Schutz was motivated to make the trip, she said, because “after the past eight years the country definitely needs a big change.” The war in Iraq is of particular concern to Schutz, who views Obama “as the candidate who’s best on that issue.”
One Vermonter working for Obama in New Hampshire is so devoted to the cause that he moved to the southern part of the state two weeks ago and intends to stay there through election day. Tom Brown, a retired air traffic controller from Colchester, said he asked to be assigned to a more conservative section of New Hampshire in hopes of making “a tangible difference for Barack in a state that could play a big role in the election.”
New Hampshire is considered one of a half-dozen states whose electoral votes are considered up for grabs in 2008. But the latest polls suggest that, as they engage voters in Lebanon, Littleton and other Upper Valley towns in the Granite State, the Vermonters are campaigning on increasingly friendly terrain. While the candidates were running almost even in New Hampshire just weeks ago, two recent surveys show Obama has grabbed a double-digit lead over McCain in the state.
On Sunday, Peter Merritt encountered two sets of voters who, while initially identifying themselves as undecided, proved in the course of conversations to be leaning toward Obama. Another Vermonter who spent Sunday going door-to-door in an upscale Lebanon neighborhood said its residents were “very responsive and strongly for Obama.”
But Andrew Smith, head of the University of New Hampshire’s Survey Center, said that while voters appear to be responding to the Democratic candidate, the contest is still too close to call.
McCain has won the New Hampshire GOP presidential primary on two occasions, and the state’s self-image of flinty independence dovetails with the Republican’s maverick brand, Smith said. McCain continues to visit the state regularly, he added, and his campaign is pumping resources into New Hampshire, including its own cadre of committed volunteers from Vermont.
And while the global financial crisis seems to be driving voters away from Republican candidates, Smith said, “We don’t yet know exactly how it’s going to play out.”
But, he added, “If there’s one Republican who can carry New Hampshire this year, it’s John McCain.”
As for the volunteers who are crossing state lines to campaign, Smith said both sides are attempting to influence a narrow segment of the electorate. More than 85 percent of New Hampshire voters have already made up their minds who they’ll vote for, he said, so the campaign that has the most success reaching the remaining 15 percent could have a real impact on the outcome.
Nonetheless, Paul Erlbaum, a volunteer from East Montpelier who was canvassing in Lebanon on Sunday along with his 17-year-old son Ari, wondered at the end of the day whether the four hours they spent knocking on doors had been worthwhile.
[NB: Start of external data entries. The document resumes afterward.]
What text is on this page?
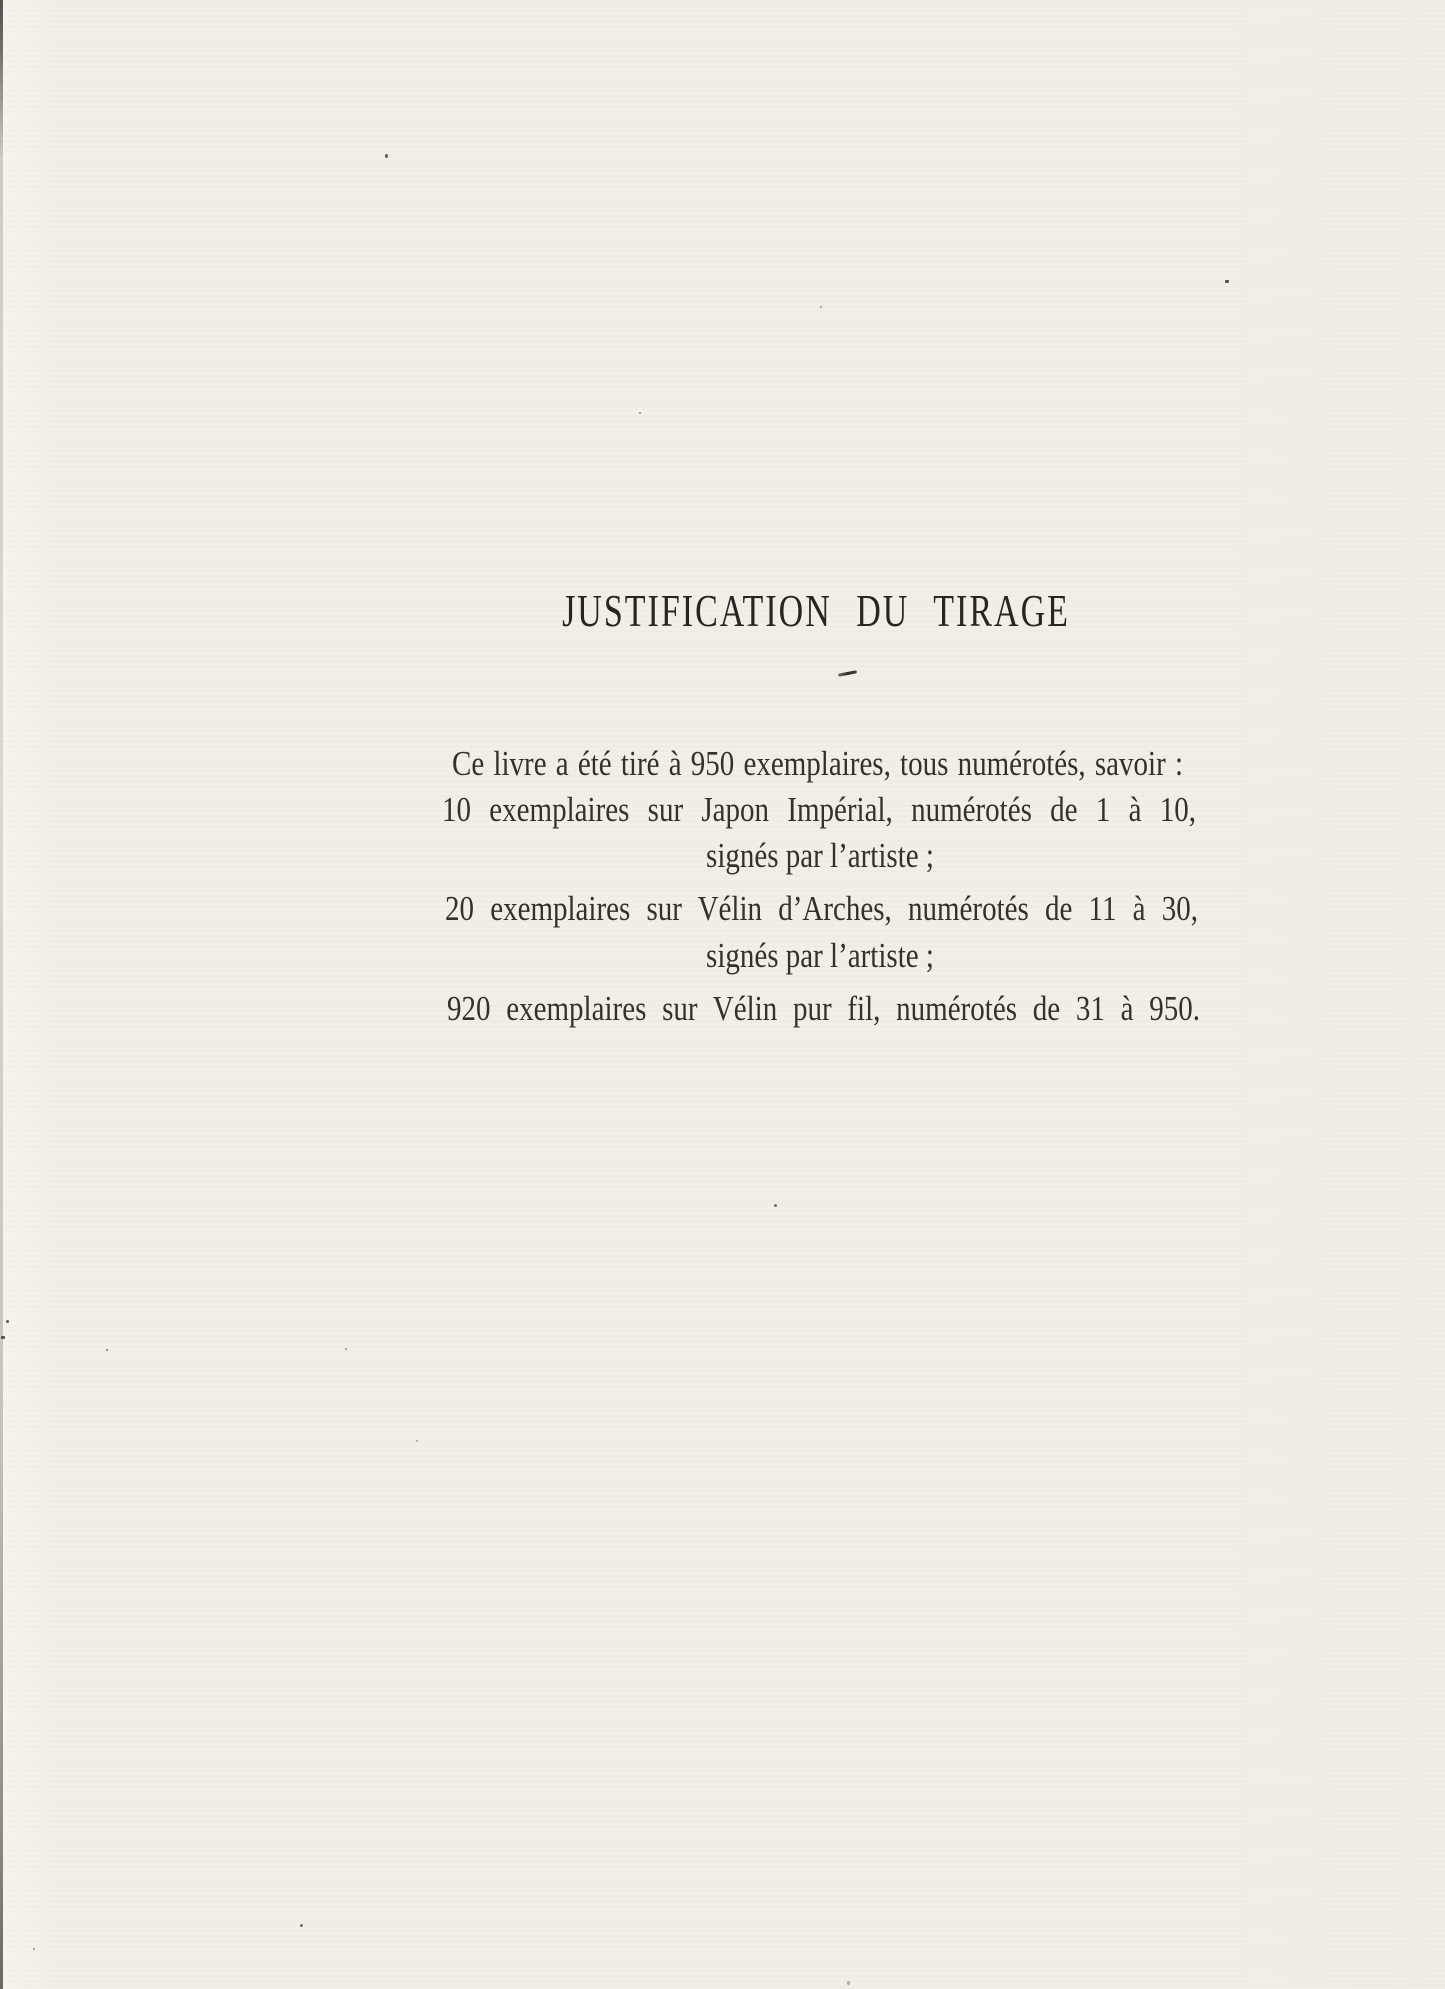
JUSTIFICATION DU TIRAGE

Ce livre a été tiré à 950 exemplaires, tous numérotés, savoir :

10 exemplaires sur Japon Impérial, numérotés de 1 à 10,

signés par l’artiste ;

20 exemplaires sur Vélin d’Arches, numérotés de 11 à 30,

signés par l’artiste ;

920 exemplaires sur Vélin pur fil, numérotés de 31 à 950.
Many of the residents of the 40 or so households on a list supplied by Obama’s Lebanon office didn’t respond to the knocks, Erlbaum found.
That experience was shared by a few other Vermont volunteers, leading one to suggest that “NH” actually stands for “Not Home.” Erlbaum said he also got the sense that, after six months of intensive electioneering, “a lot of people around here have had quite enough.”
Might the influx of out-of-state volunteers actually alienate some New Hampshire voters, as it did in 2004 when Vermonters visited Iowa in support of Howard Dean?
Sylvia Peterson, a New Hampshire native sunning herself on the lawn of a West Lebanon condo complex, didn’t think so. “This area of New Hampshire is so affiliated with Vermont,” she observed. “There’s always Vermonters coming through. People here don’t look at them as outsiders.”
A Burlington-based official with the Obama campaign said that, along with volunteers’ efforts in New Hampshire, the campaign is continuing to take care of business in Vermont. This coordinator, who agreed to speak on background because his comments had not been cleared by the candidate’s national press office, explained that even though the state is likely to hand Obama a landslide victory, there’s good reason to continue focusing energy on Vermont.
“The better we do here,” he said, “the better the Democratic Party as a whole is going to do in Vermont.”